Richard Finn, MD, of the Geffen School of Medicine at UCLA joins guest host Jame Abraham, MD, of the Cleveland Clinic to discuss CDK4/6 inhibitors in the treatment of breast cancer, from the first pivotal studies to efficacy and patient selection.
https://my.clevelandclinic.org/staff/18395-jame-abraham
https://www.uclahealth.org/richard-finn
Later, Ilana Yurkiewicz, MD, talks about why it’s problematic to tell patients there is no more treatment in this week’s Clinical Correlation. Dr. Yurkiewicz is a fellow in hematology and oncology at Stanford University and is also a columnist for Hematology News.
https://profiles.stanford.edu/ilana-yurkiewicz
Show notes
By Emily Bryer, DO, Resident in the department of internal medicine, University of Pennsylvania
- Cyclin dependent kinase 4 and 6 (CDK4/6) control phosphorylation of the retinoblastoma gene product in the G1 to S transition of the cell cycle.
- Luminal ER-positive HER2-negative breast cancers are most sensitive to inhibition with a CDK4/6 inhibitor and act synergistically with tamoxifen.
- PALOMA 1 trial studied CDK4/6 Inhibitors in ER-positive breast cancer.
- Letrozole alone (10-month PFS) versus letrozole plus palbociclib (greater than 20-month PFS)
- Toxicity = grade 3 (ANC 500-1000) and grade 4 neutropenia (ANC less than 500)

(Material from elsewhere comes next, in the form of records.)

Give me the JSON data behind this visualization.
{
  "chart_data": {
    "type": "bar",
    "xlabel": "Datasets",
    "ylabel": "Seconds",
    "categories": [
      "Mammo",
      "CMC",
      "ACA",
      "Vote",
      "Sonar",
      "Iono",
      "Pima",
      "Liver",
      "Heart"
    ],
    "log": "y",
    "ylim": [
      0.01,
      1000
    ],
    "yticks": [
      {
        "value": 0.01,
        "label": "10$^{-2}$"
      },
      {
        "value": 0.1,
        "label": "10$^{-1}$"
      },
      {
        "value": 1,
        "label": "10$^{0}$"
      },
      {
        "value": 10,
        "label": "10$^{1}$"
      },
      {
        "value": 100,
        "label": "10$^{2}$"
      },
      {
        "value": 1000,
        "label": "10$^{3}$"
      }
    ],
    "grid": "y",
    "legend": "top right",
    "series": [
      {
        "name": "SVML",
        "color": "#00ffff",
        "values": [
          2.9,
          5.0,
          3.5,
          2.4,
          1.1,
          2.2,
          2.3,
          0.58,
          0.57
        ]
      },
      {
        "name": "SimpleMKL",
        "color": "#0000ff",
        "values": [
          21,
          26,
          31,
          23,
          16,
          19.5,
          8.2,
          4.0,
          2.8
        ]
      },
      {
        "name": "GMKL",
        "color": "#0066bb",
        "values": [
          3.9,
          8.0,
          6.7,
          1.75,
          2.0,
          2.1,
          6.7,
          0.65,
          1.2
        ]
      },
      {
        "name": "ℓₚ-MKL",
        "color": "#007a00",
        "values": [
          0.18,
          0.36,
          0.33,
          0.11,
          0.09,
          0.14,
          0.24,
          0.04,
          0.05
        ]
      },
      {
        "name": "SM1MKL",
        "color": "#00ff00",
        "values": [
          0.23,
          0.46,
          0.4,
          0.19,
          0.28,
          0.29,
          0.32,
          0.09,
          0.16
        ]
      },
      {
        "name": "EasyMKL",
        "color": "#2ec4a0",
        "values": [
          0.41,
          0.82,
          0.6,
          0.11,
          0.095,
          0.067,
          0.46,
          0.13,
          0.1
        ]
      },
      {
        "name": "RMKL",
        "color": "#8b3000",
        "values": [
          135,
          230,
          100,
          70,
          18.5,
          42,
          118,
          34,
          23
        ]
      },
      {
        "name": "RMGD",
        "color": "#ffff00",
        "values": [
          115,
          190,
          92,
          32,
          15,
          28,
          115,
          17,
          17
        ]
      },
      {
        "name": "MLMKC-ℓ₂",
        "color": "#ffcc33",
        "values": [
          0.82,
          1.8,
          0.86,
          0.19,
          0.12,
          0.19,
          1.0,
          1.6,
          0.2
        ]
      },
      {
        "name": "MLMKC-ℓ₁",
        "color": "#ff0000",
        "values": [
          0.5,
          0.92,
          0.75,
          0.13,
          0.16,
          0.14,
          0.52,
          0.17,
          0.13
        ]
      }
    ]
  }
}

- Low incidence of neutropenic fever
- Palbociclib and chemotherapy have distinct effects on the bone marrow.
- Palbociclib is cytostatic (also, toxicity is predictable and not cumulative)
- Chemotherapy is cytocidal
- Although efficacy is similar between CDK4/6 inhibitors (PFS hazard ratio +/-0.5), side effects vary.
- Ribociclib and palbociclib have a higher incidence of neutropenia
- Ribociclib affects QTC interval and liver enzymes
- Abemaciclib is associated with diarrhea and venous thromboembolism
- Ongoing studies are exploring 1) CDK4/6 inhibitor plus endocrine therapy versus endocrine therapy alone and 2) CDK4/6 inhibitors in the adjuvant setting.
- The population to most benefit from CDK4/6 inhibitors may include the patients who are high-risk for relapse following endocrine therapy alone (previously those who would also receive chemotherapy).